冷たい声が耳鳴りのように、僕の頭の中で響いた。
部長の声。あの人にこんなことが知られたら……。
ーーツーっと冷たいものが僕の背筋を走った。
「いや! いいよ! 買わなくていいから!!! 僕は全然興味ないからね!! 【こういうの】なんて!!」
「え〜〜でもぉ〜〜」
フランが未練たらたらに、猫耳のカチューシャを見つめている。
「わかりました」
名残惜しそうにフランが言い、僕はほっと安堵した。
……が!
「すみませぇ~~ん! この人と並んだ写真を撮ってくださぁ~~い!」
突如、フランが親切そうな店員に声をかけた。
「こ、こら! フラン!」
僕はぎょっとした。
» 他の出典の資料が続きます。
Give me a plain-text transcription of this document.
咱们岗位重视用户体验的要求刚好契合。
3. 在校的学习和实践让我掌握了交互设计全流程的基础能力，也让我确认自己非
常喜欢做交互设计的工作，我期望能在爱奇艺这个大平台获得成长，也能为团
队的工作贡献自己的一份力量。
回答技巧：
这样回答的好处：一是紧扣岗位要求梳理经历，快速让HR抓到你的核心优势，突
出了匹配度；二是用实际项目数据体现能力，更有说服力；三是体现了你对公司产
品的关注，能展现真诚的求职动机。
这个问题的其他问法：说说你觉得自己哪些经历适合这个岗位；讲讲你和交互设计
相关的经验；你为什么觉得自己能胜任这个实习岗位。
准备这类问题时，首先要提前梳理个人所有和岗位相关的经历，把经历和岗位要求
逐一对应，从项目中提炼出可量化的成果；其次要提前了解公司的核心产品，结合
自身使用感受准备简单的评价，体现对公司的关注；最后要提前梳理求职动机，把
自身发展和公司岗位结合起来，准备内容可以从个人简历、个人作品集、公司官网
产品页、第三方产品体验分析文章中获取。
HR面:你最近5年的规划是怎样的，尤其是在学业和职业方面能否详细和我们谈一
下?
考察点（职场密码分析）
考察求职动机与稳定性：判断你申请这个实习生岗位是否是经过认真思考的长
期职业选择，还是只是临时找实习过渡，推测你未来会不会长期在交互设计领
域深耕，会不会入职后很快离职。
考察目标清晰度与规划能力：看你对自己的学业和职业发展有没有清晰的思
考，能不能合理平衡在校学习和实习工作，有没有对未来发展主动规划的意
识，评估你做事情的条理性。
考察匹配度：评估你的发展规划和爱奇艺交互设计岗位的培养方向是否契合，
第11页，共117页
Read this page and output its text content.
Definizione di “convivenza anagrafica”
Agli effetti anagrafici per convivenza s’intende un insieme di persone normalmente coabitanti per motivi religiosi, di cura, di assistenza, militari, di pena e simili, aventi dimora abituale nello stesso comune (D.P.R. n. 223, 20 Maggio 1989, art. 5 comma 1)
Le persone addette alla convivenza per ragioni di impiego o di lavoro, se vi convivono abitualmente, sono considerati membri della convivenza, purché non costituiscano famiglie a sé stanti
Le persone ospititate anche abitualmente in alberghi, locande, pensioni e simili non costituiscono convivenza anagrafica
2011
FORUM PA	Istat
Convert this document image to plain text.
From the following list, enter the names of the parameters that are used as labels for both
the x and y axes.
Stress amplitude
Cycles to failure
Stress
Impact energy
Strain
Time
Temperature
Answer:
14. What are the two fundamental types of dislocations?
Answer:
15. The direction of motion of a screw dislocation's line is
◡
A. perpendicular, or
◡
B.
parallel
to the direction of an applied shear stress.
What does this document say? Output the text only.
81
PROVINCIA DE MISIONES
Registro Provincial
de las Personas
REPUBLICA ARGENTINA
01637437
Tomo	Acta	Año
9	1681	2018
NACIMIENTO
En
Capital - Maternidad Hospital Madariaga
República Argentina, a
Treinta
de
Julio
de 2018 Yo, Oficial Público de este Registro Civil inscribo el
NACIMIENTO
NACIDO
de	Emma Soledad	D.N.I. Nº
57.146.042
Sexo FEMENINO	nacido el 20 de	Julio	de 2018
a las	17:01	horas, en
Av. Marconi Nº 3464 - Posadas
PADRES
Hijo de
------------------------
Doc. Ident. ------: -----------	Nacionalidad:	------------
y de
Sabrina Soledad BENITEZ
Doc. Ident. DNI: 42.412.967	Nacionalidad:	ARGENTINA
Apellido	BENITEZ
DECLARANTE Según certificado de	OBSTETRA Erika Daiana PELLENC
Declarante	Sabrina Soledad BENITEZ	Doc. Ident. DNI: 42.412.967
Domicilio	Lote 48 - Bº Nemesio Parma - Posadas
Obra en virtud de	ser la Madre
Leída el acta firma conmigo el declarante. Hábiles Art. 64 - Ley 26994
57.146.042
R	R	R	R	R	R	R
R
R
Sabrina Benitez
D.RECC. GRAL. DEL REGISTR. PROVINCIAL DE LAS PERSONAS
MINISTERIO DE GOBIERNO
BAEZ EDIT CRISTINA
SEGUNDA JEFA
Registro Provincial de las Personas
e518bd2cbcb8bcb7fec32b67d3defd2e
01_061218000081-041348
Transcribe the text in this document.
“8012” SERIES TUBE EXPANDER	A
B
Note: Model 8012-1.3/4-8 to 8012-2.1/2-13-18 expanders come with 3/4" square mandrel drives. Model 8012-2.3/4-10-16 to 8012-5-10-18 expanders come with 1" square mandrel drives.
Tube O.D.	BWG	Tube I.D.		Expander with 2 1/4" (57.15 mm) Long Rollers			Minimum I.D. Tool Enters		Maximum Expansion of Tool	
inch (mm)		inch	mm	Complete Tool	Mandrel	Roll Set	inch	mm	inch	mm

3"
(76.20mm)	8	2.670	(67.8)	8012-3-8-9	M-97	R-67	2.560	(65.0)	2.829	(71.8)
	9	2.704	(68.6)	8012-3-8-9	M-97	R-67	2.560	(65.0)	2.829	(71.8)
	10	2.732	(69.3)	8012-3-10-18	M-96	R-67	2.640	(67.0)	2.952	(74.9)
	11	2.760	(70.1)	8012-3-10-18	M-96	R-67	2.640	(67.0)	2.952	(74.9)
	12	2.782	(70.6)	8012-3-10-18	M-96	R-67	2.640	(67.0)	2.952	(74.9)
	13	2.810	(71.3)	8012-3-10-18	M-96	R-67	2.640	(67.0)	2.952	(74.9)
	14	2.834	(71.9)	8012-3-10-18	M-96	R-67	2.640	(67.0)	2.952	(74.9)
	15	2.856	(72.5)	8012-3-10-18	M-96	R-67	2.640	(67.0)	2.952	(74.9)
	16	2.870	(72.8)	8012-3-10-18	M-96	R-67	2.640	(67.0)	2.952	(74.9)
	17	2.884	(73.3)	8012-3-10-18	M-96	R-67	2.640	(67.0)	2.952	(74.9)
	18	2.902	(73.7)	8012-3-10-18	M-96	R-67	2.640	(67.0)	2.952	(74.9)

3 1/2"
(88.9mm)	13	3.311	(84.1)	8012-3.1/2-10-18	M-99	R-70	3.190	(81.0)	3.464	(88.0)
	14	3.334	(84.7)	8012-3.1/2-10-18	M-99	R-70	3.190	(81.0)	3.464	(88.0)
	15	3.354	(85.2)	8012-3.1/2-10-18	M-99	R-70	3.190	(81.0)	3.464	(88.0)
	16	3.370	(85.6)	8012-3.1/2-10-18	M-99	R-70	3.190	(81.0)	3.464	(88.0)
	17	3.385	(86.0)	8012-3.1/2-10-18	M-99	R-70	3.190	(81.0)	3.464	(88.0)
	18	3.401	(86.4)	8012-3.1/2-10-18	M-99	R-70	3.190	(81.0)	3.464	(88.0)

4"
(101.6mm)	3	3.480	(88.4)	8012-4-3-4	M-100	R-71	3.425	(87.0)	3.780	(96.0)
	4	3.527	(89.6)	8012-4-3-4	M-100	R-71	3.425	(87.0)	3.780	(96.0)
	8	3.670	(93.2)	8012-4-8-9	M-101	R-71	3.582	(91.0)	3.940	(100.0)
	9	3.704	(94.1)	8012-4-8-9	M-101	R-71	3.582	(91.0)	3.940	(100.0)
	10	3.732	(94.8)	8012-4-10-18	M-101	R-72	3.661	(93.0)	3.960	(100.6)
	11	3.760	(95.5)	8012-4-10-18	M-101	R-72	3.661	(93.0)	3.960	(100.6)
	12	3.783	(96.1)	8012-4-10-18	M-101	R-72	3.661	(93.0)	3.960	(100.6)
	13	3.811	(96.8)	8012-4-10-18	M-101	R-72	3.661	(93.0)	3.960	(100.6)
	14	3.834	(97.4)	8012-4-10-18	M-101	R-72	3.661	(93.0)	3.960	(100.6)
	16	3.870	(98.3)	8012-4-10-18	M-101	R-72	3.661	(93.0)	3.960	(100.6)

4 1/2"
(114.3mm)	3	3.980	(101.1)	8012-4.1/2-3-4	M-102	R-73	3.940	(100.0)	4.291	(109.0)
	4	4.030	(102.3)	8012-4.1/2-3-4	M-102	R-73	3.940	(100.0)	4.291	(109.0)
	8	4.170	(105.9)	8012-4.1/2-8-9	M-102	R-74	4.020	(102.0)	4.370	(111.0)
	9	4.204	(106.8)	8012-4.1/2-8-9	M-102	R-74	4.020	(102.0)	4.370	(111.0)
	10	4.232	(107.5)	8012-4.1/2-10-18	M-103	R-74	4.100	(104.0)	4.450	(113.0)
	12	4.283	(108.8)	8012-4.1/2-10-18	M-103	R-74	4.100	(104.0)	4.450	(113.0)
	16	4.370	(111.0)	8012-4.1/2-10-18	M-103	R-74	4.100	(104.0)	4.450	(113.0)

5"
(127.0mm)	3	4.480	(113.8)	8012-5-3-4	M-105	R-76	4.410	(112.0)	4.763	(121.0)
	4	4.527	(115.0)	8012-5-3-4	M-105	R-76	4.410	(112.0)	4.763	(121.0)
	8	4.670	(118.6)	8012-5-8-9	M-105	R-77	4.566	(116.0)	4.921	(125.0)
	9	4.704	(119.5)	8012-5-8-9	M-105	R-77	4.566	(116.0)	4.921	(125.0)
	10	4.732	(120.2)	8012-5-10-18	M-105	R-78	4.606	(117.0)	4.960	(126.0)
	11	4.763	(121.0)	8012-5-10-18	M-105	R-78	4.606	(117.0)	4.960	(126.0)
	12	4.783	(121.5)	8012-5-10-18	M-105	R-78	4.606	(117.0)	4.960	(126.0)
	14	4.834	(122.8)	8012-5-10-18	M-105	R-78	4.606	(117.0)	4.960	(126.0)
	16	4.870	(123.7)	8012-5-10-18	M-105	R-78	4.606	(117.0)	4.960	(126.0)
カチューシャを買うよりもタチが悪いじゃないか!
「だって、せっかくの記念ですもの。一緒に撮りましょう。お兄様!」
フランは譲らない。
笑顔の店員が携帯を手に、写りが良くなるようにアドバイスをしてくれている。
もう断われない。
猫耳のフランが笑みを浮かべてポーズをとると、シャッターの音が店内に小さく響いた。